Película Bailar en la oscuridad

Simplificando al máximo la obra de Lars von Trier, sus películas se podrían dividir en dos grandes grupos. Por un lado, los experimentos dirigidos a un público intelectual dispuesto a diseccionar de forma racional cada imagen y, por el otro, las historias en carne viva que harían estremecerse, ya fuera por atracción o por repulsión, al más insensible de los humanos. Bailar en la oscuridad pertenece a este segundo grupo.

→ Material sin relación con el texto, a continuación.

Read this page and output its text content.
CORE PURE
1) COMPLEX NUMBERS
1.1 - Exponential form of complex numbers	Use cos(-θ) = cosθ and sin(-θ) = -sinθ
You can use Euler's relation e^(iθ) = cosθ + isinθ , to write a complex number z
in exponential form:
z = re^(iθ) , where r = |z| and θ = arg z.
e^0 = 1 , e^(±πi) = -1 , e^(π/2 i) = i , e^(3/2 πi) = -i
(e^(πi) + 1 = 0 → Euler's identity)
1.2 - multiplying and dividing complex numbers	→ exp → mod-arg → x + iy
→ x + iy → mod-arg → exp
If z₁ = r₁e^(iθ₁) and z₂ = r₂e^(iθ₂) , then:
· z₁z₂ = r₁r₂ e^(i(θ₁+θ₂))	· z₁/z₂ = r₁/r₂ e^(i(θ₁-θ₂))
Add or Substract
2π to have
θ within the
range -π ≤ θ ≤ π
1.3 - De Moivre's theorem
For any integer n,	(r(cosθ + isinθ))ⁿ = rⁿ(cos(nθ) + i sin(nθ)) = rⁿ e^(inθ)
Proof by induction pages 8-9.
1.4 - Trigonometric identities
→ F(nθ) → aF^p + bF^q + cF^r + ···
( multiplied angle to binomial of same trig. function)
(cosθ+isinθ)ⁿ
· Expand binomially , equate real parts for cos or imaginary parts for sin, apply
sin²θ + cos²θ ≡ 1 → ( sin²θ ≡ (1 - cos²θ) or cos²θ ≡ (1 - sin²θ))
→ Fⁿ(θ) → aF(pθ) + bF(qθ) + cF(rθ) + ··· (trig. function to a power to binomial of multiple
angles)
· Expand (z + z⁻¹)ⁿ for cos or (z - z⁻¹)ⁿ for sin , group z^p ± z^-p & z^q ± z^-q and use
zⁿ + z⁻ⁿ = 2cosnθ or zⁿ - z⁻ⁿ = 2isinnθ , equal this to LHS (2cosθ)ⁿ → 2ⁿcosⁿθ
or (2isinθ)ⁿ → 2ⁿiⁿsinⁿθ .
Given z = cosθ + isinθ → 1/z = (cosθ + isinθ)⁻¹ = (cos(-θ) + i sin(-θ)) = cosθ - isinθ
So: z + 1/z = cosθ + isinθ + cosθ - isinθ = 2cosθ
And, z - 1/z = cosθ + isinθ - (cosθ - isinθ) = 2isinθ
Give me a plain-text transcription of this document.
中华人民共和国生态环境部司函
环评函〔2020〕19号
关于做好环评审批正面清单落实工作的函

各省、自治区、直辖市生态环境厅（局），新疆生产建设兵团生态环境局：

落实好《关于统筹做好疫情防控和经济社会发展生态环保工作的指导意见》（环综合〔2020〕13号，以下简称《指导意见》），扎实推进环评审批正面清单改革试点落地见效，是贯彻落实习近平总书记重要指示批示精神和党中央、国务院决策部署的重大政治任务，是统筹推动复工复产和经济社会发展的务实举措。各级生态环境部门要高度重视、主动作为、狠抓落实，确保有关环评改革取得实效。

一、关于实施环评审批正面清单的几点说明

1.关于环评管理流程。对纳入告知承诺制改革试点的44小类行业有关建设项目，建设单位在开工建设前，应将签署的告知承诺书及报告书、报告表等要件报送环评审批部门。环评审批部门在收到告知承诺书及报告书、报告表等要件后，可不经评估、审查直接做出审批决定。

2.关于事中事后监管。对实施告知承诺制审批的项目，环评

En esta última entrega de la trilogía “Corazón de oro”, tras Rompiendo las olas (Lars von Trier, 1996) y Los idiotas(Lars von Trier, 1998), Selma (Björk) es la encargada de asumir el papel de mártir en pos de un bien superior que en su momento representaran Bess (Emily Watson) y Karen (Bodil Jørgensen) en los títulos anteriores. En este caso, el “pecado” de la protagonista consiste en haber concebido un hijo siendo consciente de que heredaría su ceguera degenerativa. El argumento de la película se centra en su particular penitencia. Con la capacidad de inmersión que sólo posee el cine digital, el espectador se ve manipulado por la maquiavélica mente del director danés, que lo agarra por las tripas más y más fuerte a cada minuto que pasa de la película. Por mucho que las desventuras de Selma estén llevadas al extremo de los extremos, la sensación de ficción inherente a cualquier largometraje se diluye y se ve reemplazada por una, a veces, casi insoportable veracidad. Durante dos horas y media, Björk desaparece para transformarse en Selma. Sería injusto calificar como interpretación el trabajo de la islandesa, más bien se debería hablar de auténtica posesión.

La implicación de Björk en el proyecto va mucho más allá de su participación como actriz, de hecho, se la podría considerar uno de sus principales responsables. Su labor como compositora de la banda sonora adquiere una importancia fundamental en una película que es, ante todo, un musical o, mejor dicho, una reinvención del musical. A lo largo de toda su carrera, Lars von Trier se ha empeñado en dinamitar el cine desde sus cimientos y el musical, un género aparentemente lejano a su forma de hacer cine, no iba a ser una excepción. Nunca antes (ni después) se había visto un homenaje tan sincero y conmovedor al género pero, al mismo tiempo, Bailar en la oscuridad se empeña en reformular sus bases, eliminando (falsamente1) su sofisticación para acercarlo al espectador, obsesión constante en toda la filmografía del director. Gracias a esa cercanía, los números musicales se ven inundados por una invisible pero perceptible magia, algo así como un polvo de hadas que los hace volar muy por encima de su aparentemente poco elaborada factura.

Por primera vez en su carrera, Trier ubica la historia en Estados Unidos. Un detalle nada casual y cuyas posibilidades explotaría mucho más a fondo en la posterior trilogía Estados Unidos: tierra de oportunidades. En este sentido, Bailar en la oscuridad también puede verse como una sutil crítica al estilo de vida norteamericano. El culto al dinero, representado en los caseros de Selma, que supone el germen de la tragedia; el fracaso del sueño americano, personificado en la misma Selma; o los prejuicios raciales – sería ingenuo pensar que la inclusión de una persona afroamericana, la única de toda la película, como preso en el corredor de la muerte no obedece a una decisión totalmente consciente – son algunos de los temas tratados a lo largo del metraje pero siempre de forma tangencial, arrollados por la incontenible fuerza con que Lars von Trier nos cuenta el calvario de la inolvidable Selma.

1 La utilización de 100 cámaras simultáneas en el rodaje de alguno de los números musicales da una idea del grado de complejidad alcanzado, pero en el montaje final esa complejidad es presentada de forma que pasa desapercibida para el espectador.